Jj is for Jottings 47. Minimal Pairs: Voiced vs. Voiceless.
You may not have noticed this before, but many of our consonant sounds in English come in pairs. The sounds are the same except for the fact that one uses the voice and the other does not. You’ll see what I mean when I tell you what the pairs are (with the first of each pair being the voiceless one): /p,b/; /t,d/; /k,g/; /f,v/; /s,z/; /ch,j/; /sh and the sound in the middle of “measure”, which does not have a letter to represent it/; and /th/ – voiceless, as in “thumb” and voiced, as in “the, mother”. A minimal pair is a pair of sounds or words that differ by only one feature, in this case voicing. Other minimal pairs may differ by a whole sound eg. beg/big; bat/bag.
Before we go any further, I should explain that the slashes (/ /) mark the fact that we are talking about a sound as opposed to a letter name. This is explained in more detail in the introduction to Aa is for Alpacas.

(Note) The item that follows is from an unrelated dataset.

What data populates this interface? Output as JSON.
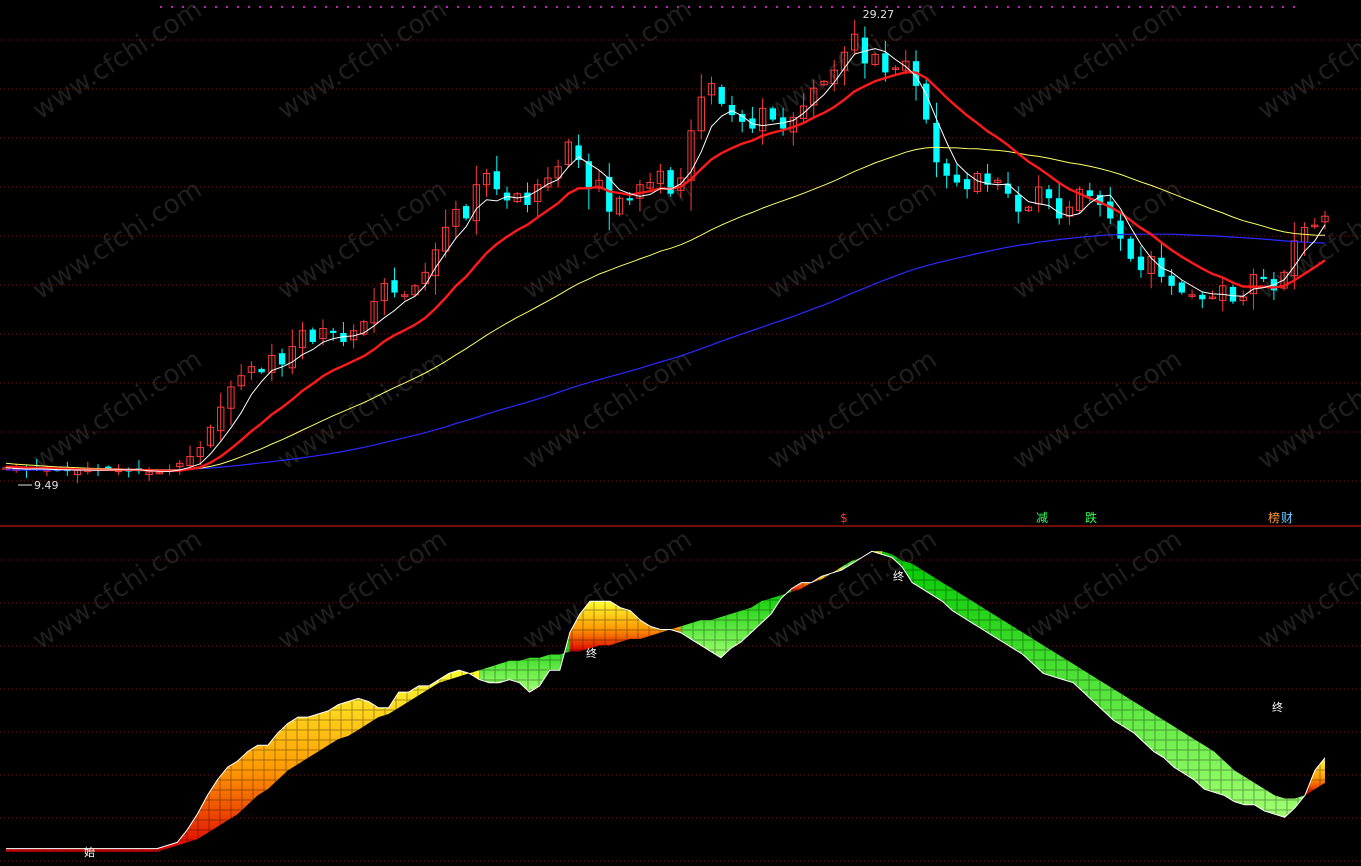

When teaching the sounds made by letters, many adults (including teachers) fall into the trap of adding the schwa vowel to voiceless consonants, with the result that /p/, for example, ends up as /pə/ i.e. a voiceless consonant, /p/, with a voiced consonant , /ə/, added to the end. It should be just /p/ followed by breath. Voicing voiceless consonants to children confuses them in the following ways:
- They find it more difficult to discriminate between sounds (because /pə/ sounds much more like /b/ than a proper voiceless /p/).
- It leads to some children having difficulty in identifying where one sound ends and the next begins.
- It makes blending sounds into a word difficult because the unnecessary voicing adds more sounds to the word. An example: You are trying to sound out the word. The two consonants /h/ and /p/ are voiceless, and of course all vowels are voiced. Therefore the only part of the word which you should voice is the /o/. /h/, /o/, /p/ = hop. If you voice the voiceless consonants, however, you get /hə/, /o/, pə/ – five sounds, three of which are vowels. It will be much more difficult to perceive the word hop now.
Some children have difficulties with the voiced/voiceless phenomenon in their speech. It’s usually confined to voicing /p,t,k/ or maybe even just one of those, but it is remarkable just how difficult it makes them to understand when they voice all three of them. And it is quite difficult to remediate, too.
Please be aware of the voiceless sounds and given them a fair go – your child’s literacy will be much the better for it.